EZB-Direktorin Schnabel warnt vor zu starken Zinssenkungen
27.11.2024 10:56
In zwei Wochen entscheidet die Europäische Zentralbank erneut über
die Leitzinsen - die Börse rechnet mit Senkungen, auch in den Monaten
danach. Doch Direktorin Schnabel warnt davor, zu weit zu gehen.
Frankfurt/Main (dpa) - EZB-Direktorin Isabel Schnabel warnt vor zu
starken Zinssenkungen in der Eurozone. Die Währungshüter der
Europäischen Zentralbank (EZB) könnten die Geldpolitik zwar weiter
lockern, dies sollte aber nur schrittweise geschehen, sagte Schnabel
der Nachrichtenagentur Bloomberg. «Ich würde davor warnen, zu weit zu
gehen.»
Sollten die Zinsen zu stark fallen, könnten sie unter das neutrale
Niveau sinken, sagte die EZB-Direktorin. Mit dem neutralen Niveau ist
gemeint, dass die Leitzinsen die Konjunktur weder bremsen noch
anschieben. Schnabel schätzt das neutrale Niveau auf zwei bis drei
Prozent. Ein Absenken der Zinsen in den akkommodierenden Bereich, in
dem die Wirtschaft angeschoben wird, «halte ich aus heutiger Sicht
nicht für angemessen.»
Seit der Zinswende im Juli hat die EZB die Leitzinsen dreimal
gesenkt. Der am Finanzmarkt richtungsweisende Einlagensatz, den
Banken für bei der Zentralbank geparkte überschüssige Gelder
erhalten, liegt bei 3,25 Prozent. An den Börsen wird mit weiter
sinkenden Zinsen gerechnet, nachdem Konjunkturdaten aus der Eurozone
zuletzt überraschend schwach ausfielen. Die nächste Zinsentscheidung
der EZB steht am 12. Dezember an.
Rege Debatte um Zinssenkungen
EZB-Chefvolkswirt Philip Lane hatte sich am Montag für weitere
Zinssenkungen zur Stützung der Wirtschaft ausgesprochen. «Wir legen
uns nicht im Voraus auf ein genaues Tempo der Senkung fest, aber wir
werden unsere Zinsen schrittweise senken müssen», sagte Lane der
französischen Finanzzeitung «Les Echos». Nach seiner Einschätzung
sollte die Geldpolitik nicht zu lange restriktiv bleiben.

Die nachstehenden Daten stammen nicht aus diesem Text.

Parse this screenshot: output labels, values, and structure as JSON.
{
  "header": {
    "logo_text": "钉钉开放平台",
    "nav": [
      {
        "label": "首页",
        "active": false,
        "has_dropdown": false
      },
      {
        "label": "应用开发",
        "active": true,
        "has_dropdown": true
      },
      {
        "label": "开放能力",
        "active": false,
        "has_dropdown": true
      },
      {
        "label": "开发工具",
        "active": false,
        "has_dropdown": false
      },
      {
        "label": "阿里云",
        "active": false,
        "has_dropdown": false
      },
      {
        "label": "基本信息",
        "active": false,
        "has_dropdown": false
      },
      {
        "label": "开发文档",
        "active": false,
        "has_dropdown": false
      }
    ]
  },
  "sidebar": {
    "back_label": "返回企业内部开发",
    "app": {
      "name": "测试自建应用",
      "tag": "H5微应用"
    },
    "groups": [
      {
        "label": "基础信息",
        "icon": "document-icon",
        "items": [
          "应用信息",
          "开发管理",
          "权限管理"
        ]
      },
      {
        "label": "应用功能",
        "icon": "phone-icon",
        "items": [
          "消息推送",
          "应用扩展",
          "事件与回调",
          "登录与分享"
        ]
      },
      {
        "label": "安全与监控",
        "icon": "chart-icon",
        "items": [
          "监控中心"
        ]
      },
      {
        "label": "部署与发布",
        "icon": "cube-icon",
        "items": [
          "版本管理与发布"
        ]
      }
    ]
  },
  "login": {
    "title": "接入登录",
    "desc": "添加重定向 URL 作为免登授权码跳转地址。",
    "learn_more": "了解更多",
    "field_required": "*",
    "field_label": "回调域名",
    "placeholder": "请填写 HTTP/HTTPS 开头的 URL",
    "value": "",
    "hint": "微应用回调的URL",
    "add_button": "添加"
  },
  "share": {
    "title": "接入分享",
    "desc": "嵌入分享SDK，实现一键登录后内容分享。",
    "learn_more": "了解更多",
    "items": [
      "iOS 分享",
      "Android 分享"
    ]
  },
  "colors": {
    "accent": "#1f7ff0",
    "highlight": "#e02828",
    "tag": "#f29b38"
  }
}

«Andernfalls wird die Wirtschaft nicht ausreichend wachsen.»
Bundesbank-Präsident Joachim Nagel warnte hingegen zuletzt abermals
vor zu schnell sinkenden Zinsen. Es gelte weiter, vorsichtig zu sein
«und die Geldpolitik nur graduell und nicht zu schnell zu lockern»,
sagte er in Dortmund. So könnten sich die Zollpläne des designierten
US-Präsidenten Donald Trump auch hierzulande in höherer Inflation
niederschlagen, so Nagel. Zudem sei nicht auszuschließen, dass das
Lohnwachstum in der Eurozone, das Auswirkungen auf die Preise von
Dienstleistungen hat, langsamer zurückgehe als erwartet.